En touchant au sol parisien, une inspiration me vint, désespérée. Il n’est encore que midi et quart, arrive que plante, j’irai chez Clorinde.

— « Madame Clorinde ?

— Connaissons pas.

— Alors, madame Colinette ?

— Numéro 26, elle est chez elle.

— Bon !

— Mais monsieur…

— Laissez faire, c’est pour mon habit. »

Je bouscule le garçon, je passe, je cogne à la porte ; Clorinde ouvre, en costume plus que léger, mais je me souciais bien du costume. Je me précipite vers la commode ; j’ouvre le tiroir ; merci mon Dieu ! Le pantalon y est, je l’enfile. Le gilet y est, je le passe. L’habit y est, je l’endosse. Me voilà complet, luisant comme un astre, le tout en moins de temps qu’il n’en faut pour le dire.

Cependant Clorinde, enrayée, contenait à grand’peine un jeune homme — mon rival sans doute — qui, sa jambe droite hors du lit, brandissant un roman nouveau dont j’avais interrompu la lecture, hurlait : « Qu’est-ce que c’est que ce fou ? » Mais déjà je redégringolais l’escalier, entendant gronder au-dessus de moi un bruit d’explications et de gifles…

Maintenant, conclut Florimon, ce serait à Martial de finir l’histoire.

— Voici ! la fin est simple, reprit Martial ; Pendant que Florimon en habit lisait aux artistes, dans le petit foyer, moi, — car c’était moi le jeune homme de l’alcôve, — j’accablais Clorinde d’amers reproches, puis le cerveau perdu, frénétique et désespéré, j’allais me jeter à la Marne, dans un endroit d’ailleurs peu profond, d’où le coupeur de joncs n’eut pas grand’peine à me retirer.

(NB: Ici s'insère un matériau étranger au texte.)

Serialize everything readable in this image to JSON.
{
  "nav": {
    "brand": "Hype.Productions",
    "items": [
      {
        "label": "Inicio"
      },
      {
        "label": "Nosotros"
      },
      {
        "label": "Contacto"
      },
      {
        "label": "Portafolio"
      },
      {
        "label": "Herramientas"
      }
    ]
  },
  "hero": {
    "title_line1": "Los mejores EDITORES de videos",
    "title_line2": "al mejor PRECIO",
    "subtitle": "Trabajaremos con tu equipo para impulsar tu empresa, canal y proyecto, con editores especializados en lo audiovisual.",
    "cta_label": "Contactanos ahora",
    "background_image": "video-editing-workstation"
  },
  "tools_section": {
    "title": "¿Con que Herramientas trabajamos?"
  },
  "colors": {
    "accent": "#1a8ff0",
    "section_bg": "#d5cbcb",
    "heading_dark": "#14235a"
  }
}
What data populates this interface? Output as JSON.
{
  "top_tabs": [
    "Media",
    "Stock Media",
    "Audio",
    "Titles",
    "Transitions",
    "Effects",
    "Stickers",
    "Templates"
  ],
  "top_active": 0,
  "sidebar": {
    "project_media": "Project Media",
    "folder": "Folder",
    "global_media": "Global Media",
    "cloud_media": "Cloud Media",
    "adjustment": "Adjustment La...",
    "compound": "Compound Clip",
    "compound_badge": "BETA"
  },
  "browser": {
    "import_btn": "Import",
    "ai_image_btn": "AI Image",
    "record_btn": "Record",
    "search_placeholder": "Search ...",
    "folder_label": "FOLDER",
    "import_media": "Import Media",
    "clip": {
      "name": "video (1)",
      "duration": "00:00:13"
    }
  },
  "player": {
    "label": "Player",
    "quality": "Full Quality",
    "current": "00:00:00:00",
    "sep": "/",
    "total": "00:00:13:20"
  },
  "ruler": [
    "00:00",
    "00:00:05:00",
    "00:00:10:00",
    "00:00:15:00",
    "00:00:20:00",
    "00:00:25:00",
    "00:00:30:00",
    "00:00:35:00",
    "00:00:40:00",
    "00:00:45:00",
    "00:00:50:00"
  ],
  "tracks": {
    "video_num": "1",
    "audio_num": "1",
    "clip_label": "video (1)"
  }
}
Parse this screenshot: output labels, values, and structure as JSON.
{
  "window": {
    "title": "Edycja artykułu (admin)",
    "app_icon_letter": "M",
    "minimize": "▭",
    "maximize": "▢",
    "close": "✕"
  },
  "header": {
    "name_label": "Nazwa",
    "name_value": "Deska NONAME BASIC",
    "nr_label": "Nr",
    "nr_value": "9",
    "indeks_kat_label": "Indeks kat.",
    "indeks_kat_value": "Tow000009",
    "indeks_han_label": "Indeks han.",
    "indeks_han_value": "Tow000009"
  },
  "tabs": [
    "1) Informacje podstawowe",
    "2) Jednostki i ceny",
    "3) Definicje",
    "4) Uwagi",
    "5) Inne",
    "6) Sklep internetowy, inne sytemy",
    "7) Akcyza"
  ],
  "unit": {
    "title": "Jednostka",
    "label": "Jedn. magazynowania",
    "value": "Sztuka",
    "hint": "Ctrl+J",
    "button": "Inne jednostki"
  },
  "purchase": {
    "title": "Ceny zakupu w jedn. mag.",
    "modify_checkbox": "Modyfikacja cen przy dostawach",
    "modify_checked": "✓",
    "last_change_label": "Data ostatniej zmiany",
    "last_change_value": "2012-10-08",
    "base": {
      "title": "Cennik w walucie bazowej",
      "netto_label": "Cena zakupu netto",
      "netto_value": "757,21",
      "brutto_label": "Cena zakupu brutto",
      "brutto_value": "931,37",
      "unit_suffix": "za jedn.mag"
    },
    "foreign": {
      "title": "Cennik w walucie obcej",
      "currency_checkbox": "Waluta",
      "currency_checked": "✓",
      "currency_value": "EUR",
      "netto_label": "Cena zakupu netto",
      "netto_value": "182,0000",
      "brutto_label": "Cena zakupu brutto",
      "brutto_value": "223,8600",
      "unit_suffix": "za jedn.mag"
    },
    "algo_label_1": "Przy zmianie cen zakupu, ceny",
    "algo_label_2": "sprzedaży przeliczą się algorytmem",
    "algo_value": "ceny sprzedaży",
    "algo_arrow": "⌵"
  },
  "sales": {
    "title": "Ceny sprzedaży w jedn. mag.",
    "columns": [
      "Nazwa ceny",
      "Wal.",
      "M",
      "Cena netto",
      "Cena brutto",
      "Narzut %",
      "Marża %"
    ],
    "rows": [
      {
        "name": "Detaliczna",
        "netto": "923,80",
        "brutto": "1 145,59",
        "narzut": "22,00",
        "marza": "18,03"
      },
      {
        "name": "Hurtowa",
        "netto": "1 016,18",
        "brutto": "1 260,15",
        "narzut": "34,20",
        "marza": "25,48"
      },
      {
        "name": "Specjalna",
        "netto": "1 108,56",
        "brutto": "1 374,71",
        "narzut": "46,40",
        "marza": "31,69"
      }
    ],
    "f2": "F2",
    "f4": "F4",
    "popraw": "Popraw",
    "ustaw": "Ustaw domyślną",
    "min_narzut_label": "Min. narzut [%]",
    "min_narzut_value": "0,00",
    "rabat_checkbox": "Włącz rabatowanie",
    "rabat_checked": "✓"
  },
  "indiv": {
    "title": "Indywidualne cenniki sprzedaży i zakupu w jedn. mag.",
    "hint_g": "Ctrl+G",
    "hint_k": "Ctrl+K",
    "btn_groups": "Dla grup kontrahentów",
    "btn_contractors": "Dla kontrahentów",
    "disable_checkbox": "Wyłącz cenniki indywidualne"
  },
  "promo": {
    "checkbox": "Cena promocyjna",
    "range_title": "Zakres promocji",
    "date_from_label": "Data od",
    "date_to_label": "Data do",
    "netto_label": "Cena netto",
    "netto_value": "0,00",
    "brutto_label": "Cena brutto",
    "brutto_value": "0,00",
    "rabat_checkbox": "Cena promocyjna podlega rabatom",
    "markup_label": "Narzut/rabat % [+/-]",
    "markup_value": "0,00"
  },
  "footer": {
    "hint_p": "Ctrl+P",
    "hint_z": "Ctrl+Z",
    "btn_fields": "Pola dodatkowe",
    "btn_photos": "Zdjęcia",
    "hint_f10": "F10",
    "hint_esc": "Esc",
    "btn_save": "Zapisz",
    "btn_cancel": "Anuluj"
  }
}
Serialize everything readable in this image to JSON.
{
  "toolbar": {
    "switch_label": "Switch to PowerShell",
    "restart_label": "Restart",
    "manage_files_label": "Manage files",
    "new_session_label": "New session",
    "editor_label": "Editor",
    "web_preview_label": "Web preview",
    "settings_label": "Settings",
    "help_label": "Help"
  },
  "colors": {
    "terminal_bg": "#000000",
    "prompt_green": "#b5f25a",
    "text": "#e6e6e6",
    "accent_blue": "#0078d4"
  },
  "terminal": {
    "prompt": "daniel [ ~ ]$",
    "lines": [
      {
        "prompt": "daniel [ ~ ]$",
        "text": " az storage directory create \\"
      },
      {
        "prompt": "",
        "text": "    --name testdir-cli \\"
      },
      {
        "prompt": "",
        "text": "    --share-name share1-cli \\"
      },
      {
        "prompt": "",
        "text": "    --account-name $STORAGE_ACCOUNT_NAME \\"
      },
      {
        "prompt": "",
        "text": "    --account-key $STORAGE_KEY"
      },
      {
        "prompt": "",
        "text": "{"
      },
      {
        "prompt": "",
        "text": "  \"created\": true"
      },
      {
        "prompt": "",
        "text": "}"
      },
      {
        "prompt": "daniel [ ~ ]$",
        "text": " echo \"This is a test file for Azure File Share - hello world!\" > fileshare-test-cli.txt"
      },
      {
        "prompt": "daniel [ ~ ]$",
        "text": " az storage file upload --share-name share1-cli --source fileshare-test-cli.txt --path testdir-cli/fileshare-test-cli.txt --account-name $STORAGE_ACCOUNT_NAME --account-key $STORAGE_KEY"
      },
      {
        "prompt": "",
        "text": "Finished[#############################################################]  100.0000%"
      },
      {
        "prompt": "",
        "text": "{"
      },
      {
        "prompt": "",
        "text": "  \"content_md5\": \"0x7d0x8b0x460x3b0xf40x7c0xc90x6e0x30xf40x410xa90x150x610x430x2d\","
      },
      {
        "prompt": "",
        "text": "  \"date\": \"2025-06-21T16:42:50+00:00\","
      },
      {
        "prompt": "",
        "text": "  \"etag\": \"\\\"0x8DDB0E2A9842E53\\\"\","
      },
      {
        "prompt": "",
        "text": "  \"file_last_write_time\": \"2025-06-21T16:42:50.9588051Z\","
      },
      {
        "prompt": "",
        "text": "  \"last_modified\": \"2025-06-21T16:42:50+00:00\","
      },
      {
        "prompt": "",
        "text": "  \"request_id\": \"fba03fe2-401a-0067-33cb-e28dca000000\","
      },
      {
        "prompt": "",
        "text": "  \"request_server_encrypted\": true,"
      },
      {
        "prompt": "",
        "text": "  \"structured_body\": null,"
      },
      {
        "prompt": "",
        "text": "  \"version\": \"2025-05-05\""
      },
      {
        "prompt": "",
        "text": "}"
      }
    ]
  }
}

Un mois après, à la première représentation du drame, je me liais d’amitié avec Florimon.

— Sans vous reconnaître ?

— Sans nous reconnaître ! Pendant les deux minutes que dura la scène chez Clorinde, Florimon n’avait vu que son habit ; la colère et la stupéfaction brouillaient mes yeux de myope ; sans compter que les chambres étaient un peu noires rue de l’École-de-Médecine, à notre hôtel d’Albert-le-Grand… Dire pourtant que nous nous en sommes voulu pendant vingt ans, sans le savoir, vivant côte à côte, et qu’il a fallu un mot dit par hasard pour réveiller nos souvenirs, pour éclaircir cette aventure.

— Mais Clorinde ?

— Chut ! la voilà qui passe ; superbe encore et mariée !… Maintenant — tu l’avais remarqué comme moi, Florimon, et j’eus souvent envie de t’en parler, — maintenant je m’explique le singulier sourire qu’elle a toujours, tiens, regarde-la ! quand elle nous rencontre, inséparables.